The phased strategy used in Box Elder’s Stratos Project is a great example. Starting with Phase 1 capped at 1.5 GW on less than 2,000 acres, the team built trust with the community and proved their capabilities before scaling up to 7.5 GW. This measured progression eased regulatory challenges and kept financial risks manageable at every step [3][6].
Teams that succeed in these complex environments view site conditions as strategic assets, not hurdles to overcome later. By considering factors like terrain, workforce culture, infrastructure readiness, and permitting timelines early on, they set the stage for faster project delivery, smoother recovery from challenges, and long-term success. This comprehensive approach remains the most reliable path to achieving those goals.
The first thing you need to check is power. Reliable energy access is the backbone of any operation, and connecting to the grid can take anywhere from 4 to 10 years. Make sure to confirm key details like power capacity, delivery timelines, and utility commitments before moving on to factors like water availability or permits. Without a dependable power source, no other site benefits will matter.
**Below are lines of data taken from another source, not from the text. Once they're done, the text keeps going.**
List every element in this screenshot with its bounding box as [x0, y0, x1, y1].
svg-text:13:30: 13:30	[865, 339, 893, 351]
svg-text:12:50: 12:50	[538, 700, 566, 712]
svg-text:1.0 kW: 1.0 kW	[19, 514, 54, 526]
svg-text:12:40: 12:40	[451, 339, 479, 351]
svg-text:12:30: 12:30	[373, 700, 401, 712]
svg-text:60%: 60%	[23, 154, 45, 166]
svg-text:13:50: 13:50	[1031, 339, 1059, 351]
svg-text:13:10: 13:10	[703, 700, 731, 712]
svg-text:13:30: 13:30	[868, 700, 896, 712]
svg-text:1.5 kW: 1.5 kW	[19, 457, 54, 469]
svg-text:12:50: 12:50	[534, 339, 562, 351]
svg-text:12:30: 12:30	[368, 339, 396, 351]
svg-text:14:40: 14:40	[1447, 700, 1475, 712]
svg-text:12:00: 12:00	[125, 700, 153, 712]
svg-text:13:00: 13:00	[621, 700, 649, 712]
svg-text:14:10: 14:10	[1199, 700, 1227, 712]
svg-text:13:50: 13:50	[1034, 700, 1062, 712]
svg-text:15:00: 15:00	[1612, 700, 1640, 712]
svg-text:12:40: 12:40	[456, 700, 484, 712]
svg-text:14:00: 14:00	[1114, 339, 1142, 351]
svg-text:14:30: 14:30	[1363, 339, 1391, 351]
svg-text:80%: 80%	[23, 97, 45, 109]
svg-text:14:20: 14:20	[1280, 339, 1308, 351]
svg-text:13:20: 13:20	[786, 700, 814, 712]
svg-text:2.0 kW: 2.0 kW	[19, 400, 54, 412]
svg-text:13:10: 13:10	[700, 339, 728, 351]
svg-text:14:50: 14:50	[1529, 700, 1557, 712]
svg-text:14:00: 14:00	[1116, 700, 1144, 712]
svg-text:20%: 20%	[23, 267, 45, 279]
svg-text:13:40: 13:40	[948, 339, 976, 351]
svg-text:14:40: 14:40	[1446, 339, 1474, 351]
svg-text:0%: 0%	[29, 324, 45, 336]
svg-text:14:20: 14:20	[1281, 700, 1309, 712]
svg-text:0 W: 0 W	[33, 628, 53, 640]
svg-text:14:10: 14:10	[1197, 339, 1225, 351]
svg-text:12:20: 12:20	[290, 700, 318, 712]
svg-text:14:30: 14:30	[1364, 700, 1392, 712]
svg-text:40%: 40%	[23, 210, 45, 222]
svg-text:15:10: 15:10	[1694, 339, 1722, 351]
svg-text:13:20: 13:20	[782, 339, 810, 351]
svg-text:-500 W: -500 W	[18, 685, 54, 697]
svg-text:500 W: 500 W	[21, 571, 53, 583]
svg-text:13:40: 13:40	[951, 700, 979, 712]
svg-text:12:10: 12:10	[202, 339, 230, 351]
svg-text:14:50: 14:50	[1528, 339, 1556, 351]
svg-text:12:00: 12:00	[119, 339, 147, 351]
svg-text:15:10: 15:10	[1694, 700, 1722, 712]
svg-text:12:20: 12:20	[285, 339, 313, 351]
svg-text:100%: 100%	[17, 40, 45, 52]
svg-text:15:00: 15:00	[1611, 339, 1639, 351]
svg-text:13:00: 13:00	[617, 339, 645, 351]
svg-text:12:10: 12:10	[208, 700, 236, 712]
Dry-cooling and closed-loop systems are designed to cut down on water usage, but they come with trade-offs. They demand more electrical power, which can impact site layouts, equipment requirements, and how systems perform, especially in high-temperature conditions. These setups also typically need detailed water management plans and phased approvals to comply with environmental regulations. On top of that, commissioning these systems can stretch project timelines by an extra 10–20%, as they require thorough real-world testing. This adds another layer of complexity to construction management.
For projects that are mission-critical, especially in remote areas or smaller labor markets, it’s smart to bring key construction management leaders on board 6 to 12 months before construction kicks off. Positions like senior MEP engineers and project managers demand specialized expertise, and the hiring process for these roles often stretches to 8 to 10 weeks or longer. Starting early not only helps you navigate potential labor shortages but also ensures you lock in top talent before the competition heats up.